PhD Projects on offer
System A amino-acid transport and placental adaptive responses to fetal growth demands
Supervisors: Miguel Constancia and Katharina Hoelle
We have recently shown that placental supply adapts according to fetal demand and have proposed that System A amino-acid activity is a key molecular mechanism involved in this process (1, 2, 3). This studentship will test this hypothesis by investigating how placental System A activity contributes to placental development and fetal growth. We have generated mice with a large deletion of System A amino-acid transporters SNAT1 and SNAT2 using state-of-the-art chromosome engineering technology. SNAT1/SNAT2 deficient mice are severely growth restricted in utero (K. Hoelle, unpublished observations). This novel mouse mutant will be used by the student to: a) establish the contribution of these transporters in promoting cellular uptake of amino-acids and transplacental flux; b) to identify downstream regulators of System A activity; c) establish genetic crosses with imprinting models of altered fetal demand and/or supply (in order to determine if System A activity is, as hypothesized, essential for placental adaptive responses to fetal demand).

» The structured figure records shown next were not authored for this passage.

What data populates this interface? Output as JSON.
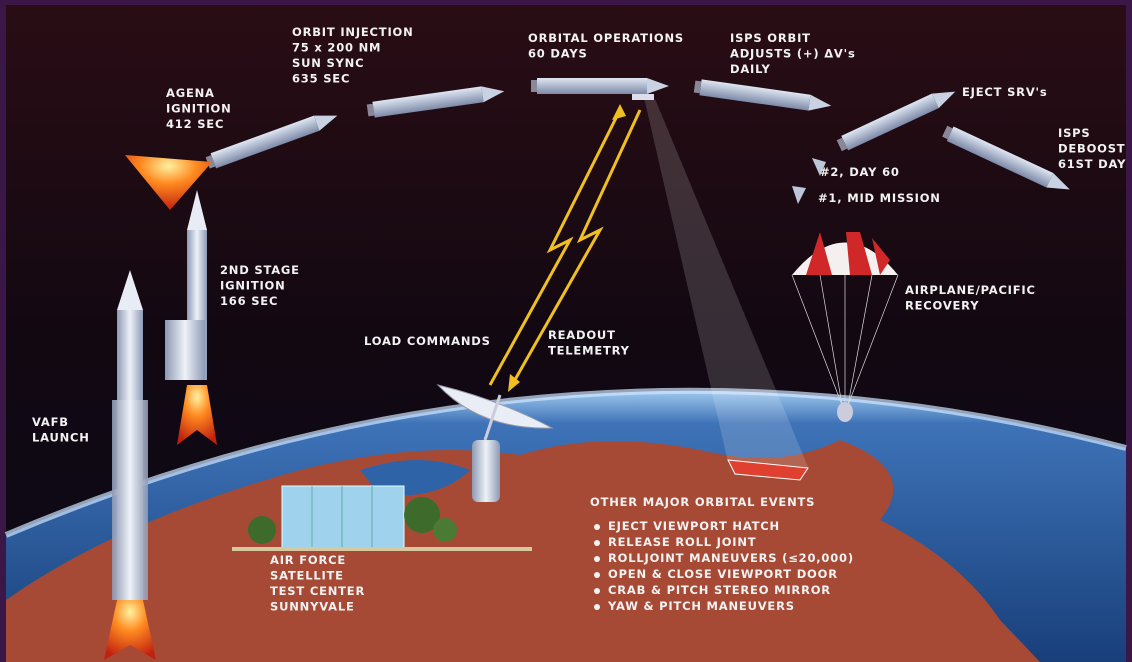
{
  "labels": [
    {
      "lines": [
        "ORBIT INJECTION",
        "75 x 200 NM",
        "SUN SYNC",
        "635 SEC"
      ]
    },
    {
      "lines": [
        "ORBITAL OPERATIONS",
        "60 DAYS"
      ]
    },
    {
      "lines": [
        "ISPS ORBIT",
        "ADJUSTS (+) ΔV's",
        "DAILY"
      ]
    },
    {
      "lines": [
        "EJECT SRV's"
      ]
    },
    {
      "lines": [
        "ISPS",
        "DEBOOST",
        "61ST DAY"
      ]
    },
    {
      "lines": [
        "AGENA",
        "IGNITION",
        "412 SEC"
      ]
    },
    {
      "lines": [
        "#2, DAY 60"
      ]
    },
    {
      "lines": [
        "#1, MID MISSION"
      ]
    },
    {
      "lines": [
        "2ND STAGE",
        "IGNITION",
        "166 SEC"
      ]
    },
    {
      "lines": [
        "AIRPLANE/PACIFIC",
        "RECOVERY"
      ]
    },
    {
      "lines": [
        "LOAD COMMANDS"
      ]
    },
    {
      "lines": [
        "READOUT",
        "TELEMETRY"
      ]
    },
    {
      "lines": [
        "VAFB",
        "LAUNCH"
      ]
    },
    {
      "lines": [
        "AIR FORCE",
        "SATELLITE",
        "TEST CENTER",
        "SUNNYVALE"
      ]
    }
  ],
  "events": {
    "title": "OTHER MAJOR ORBITAL EVENTS",
    "items": [
      "EJECT VIEWPORT HATCH",
      "RELEASE ROLL JOINT",
      "ROLLJOINT MANEUVERS (≤20,000)",
      "OPEN & CLOSE VIEWPORT DOOR",
      "CRAB & PITCH STEREO MIRROR",
      "YAW & PITCH MANEUVERS"
    ]
  }
}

Insights into System A transport function are important to understand signalling between placenta and fetus. More generally, it will help us understand the physiological roles of a major amino-acid transport system whose proposed function in a variety of processes remains largely untested.

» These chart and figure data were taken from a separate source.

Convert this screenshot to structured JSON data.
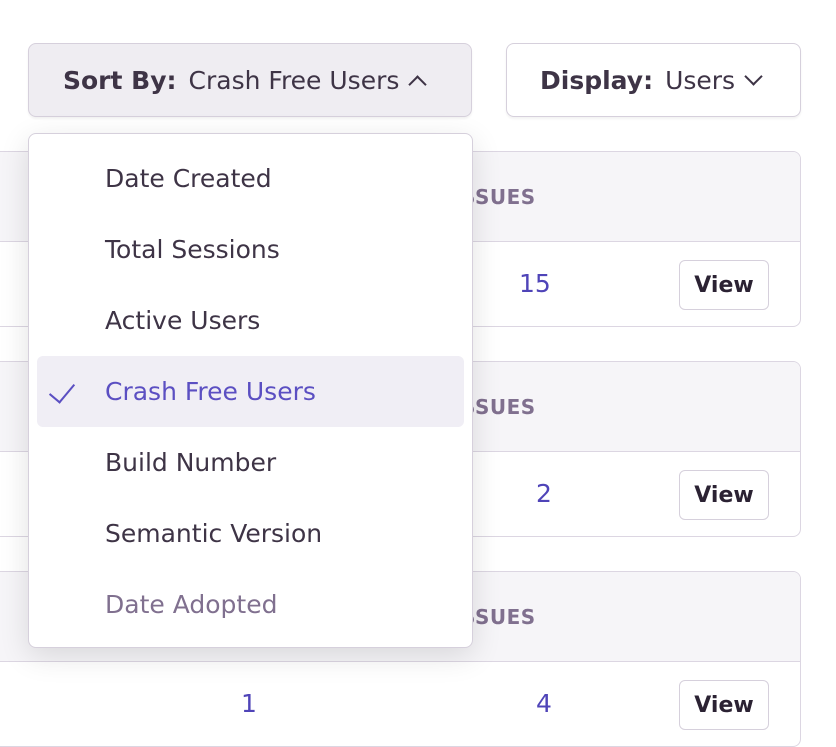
{
  "sort": {
    "label": "Sort By:",
    "value": "Crash Free Users"
  },
  "display": {
    "label": "Display:",
    "value": "Users"
  },
  "menu": {
    "items": [
      {
        "label": "Date Created"
      },
      {
        "label": "Total Sessions"
      },
      {
        "label": "Active Users"
      },
      {
        "label": "Crash Free Users",
        "selected": true
      },
      {
        "label": "Build Number"
      },
      {
        "label": "Semantic Version"
      },
      {
        "label": "Date Adopted",
        "disabled": true
      }
    ]
  },
  "cards": [
    {
      "header": "ISSUES",
      "issues": "15",
      "view": "View"
    },
    {
      "header": "ISSUES",
      "issues": "2",
      "view": "View"
    },
    {
      "header": "ISSUES",
      "other": "1",
      "issues": "4",
      "view": "View"
    }
  ],
  "colors": {
    "accent": "#5b4fc2",
    "link": "#4f44b8",
    "text": "#3e3446"
  }
}
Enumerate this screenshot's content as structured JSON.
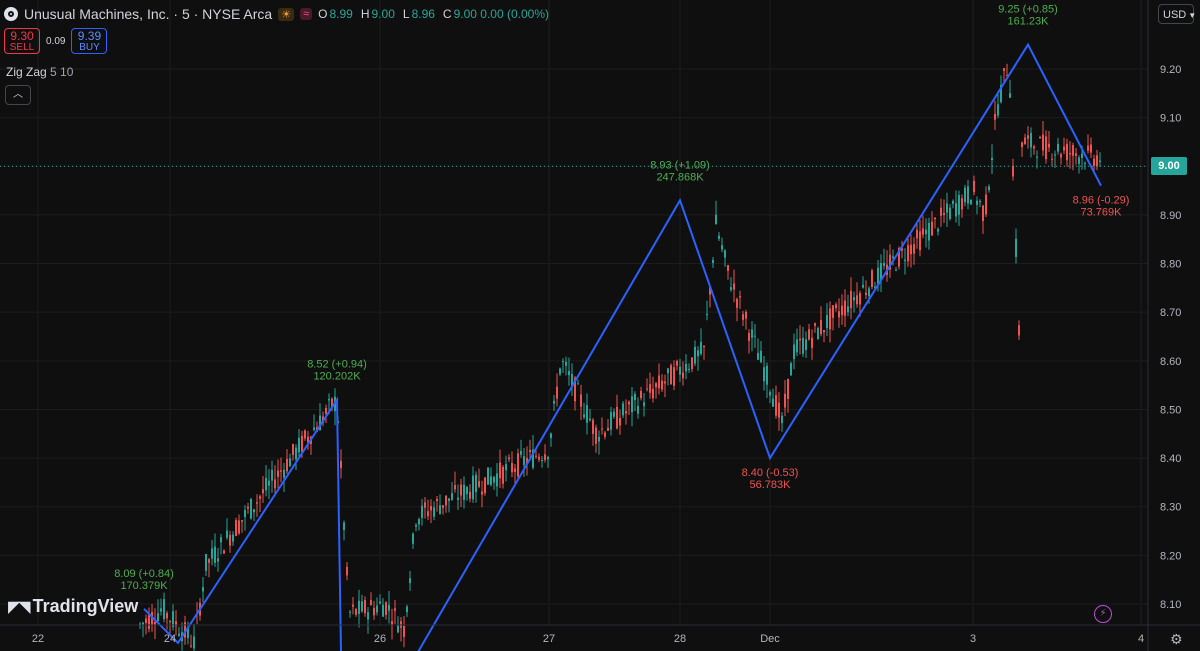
{
  "header": {
    "title": "Unusual Machines, Inc. · 5 · NYSE Arca",
    "badge_sun": "☀",
    "badge_wave": "≈",
    "ohlc": [
      {
        "k": "O",
        "v": "8.99"
      },
      {
        "k": "H",
        "v": "9.00"
      },
      {
        "k": "L",
        "v": "8.96"
      },
      {
        "k": "C",
        "v": "9.00 0.00 (0.00%)"
      }
    ]
  },
  "trade": {
    "sell_price": "9.30",
    "sell_label": "SELL",
    "spread": "0.09",
    "buy_price": "9.39",
    "buy_label": "BUY"
  },
  "indicator": {
    "name": "Zig Zag",
    "params": "5 10"
  },
  "currency": "USD",
  "brand": "TradingView",
  "current_price": "9.00",
  "colors": {
    "up": "#26a69a",
    "down": "#ef5350",
    "zigzag": "#2962ff",
    "background": "#0f0f0f",
    "current_price": "#26a69a"
  },
  "chart_data": {
    "type": "candlestick",
    "title": "",
    "interval": "5",
    "ylim": [
      8.04,
      9.34
    ],
    "y_ticks": [
      "9.20",
      "9.10",
      "9.00",
      "8.90",
      "8.80",
      "8.70",
      "8.60",
      "8.50",
      "8.40",
      "8.30",
      "8.20",
      "8.10"
    ],
    "x_ticks": [
      "22",
      "24",
      "26",
      "27",
      "28",
      "Dec",
      "3",
      "4"
    ],
    "zigzag": [
      {
        "x": "23",
        "price": 8.09,
        "label": "8.09 (+0.84)",
        "volume": "170.379K",
        "dir": "up"
      },
      {
        "x": "24",
        "price": 8.02,
        "label": "",
        "volume": "",
        "dir": "down"
      },
      {
        "x": "25",
        "price": 8.52,
        "label": "8.52 (+0.94)",
        "volume": "120.202K",
        "dir": "up"
      },
      {
        "x": "25",
        "price": 8.0,
        "label": "",
        "volume": "",
        "dir": "down"
      },
      {
        "x": "26",
        "price": 7.98,
        "label": "",
        "volume": "",
        "dir": "down"
      },
      {
        "x": "28",
        "price": 8.93,
        "label": "8.93 (+1.09)",
        "volume": "247.868K",
        "dir": "up"
      },
      {
        "x": "Dec",
        "price": 8.4,
        "label": "8.40 (-0.53)",
        "volume": "56.783K",
        "dir": "down"
      },
      {
        "x": "3",
        "price": 9.25,
        "label": "9.25 (+0.85)",
        "volume": "161.23K",
        "dir": "up"
      },
      {
        "x": "3",
        "price": 8.96,
        "label": "8.96 (-0.29)",
        "volume": "73.769K",
        "dir": "down"
      }
    ],
    "close_path": [
      [
        "22",
        7.9
      ],
      [
        "23",
        8.09
      ],
      [
        "24",
        8.02
      ],
      [
        "24",
        8.18
      ],
      [
        "25",
        8.1
      ],
      [
        "25",
        8.52
      ],
      [
        "25",
        8.08
      ],
      [
        "26",
        8.05
      ],
      [
        "26",
        8.28
      ],
      [
        "27",
        8.45
      ],
      [
        "27",
        8.42
      ],
      [
        "27",
        8.6
      ],
      [
        "28",
        8.62
      ],
      [
        "28",
        8.88
      ],
      [
        "28",
        8.78
      ],
      [
        "Dec",
        8.55
      ],
      [
        "Dec",
        8.47
      ],
      [
        "Dec",
        8.62
      ],
      [
        "Dec",
        8.64
      ],
      [
        "3",
        8.55
      ],
      [
        "3",
        8.95
      ],
      [
        "3",
        8.9
      ],
      [
        "3",
        9.12
      ],
      [
        "3",
        9.22
      ],
      [
        "3",
        9.05
      ],
      [
        "4",
        9.0
      ]
    ]
  }
}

This studentship will combine a range of in vitro and in vivo physiological studies, including membrane vesicle uptake studies, placental transfer assays and molecular biology techniques, ranging from genome-wide transcriptome arrays and pharmacological inhibition of signalling pathways, to unravel the key mechanistic properties that define System A signalling.
(MC email: jmasmc2@cam.ac.uk; KH email: kh400@cam.ac.uk)
Key references
1. Coan et al (2008) J Physiol 586:4567-76.
2. Constância M et al (2005) Proc Natl Acad Sci USA 102:19219-24.
3. Constância M et al (2002) Nature 417:945-8.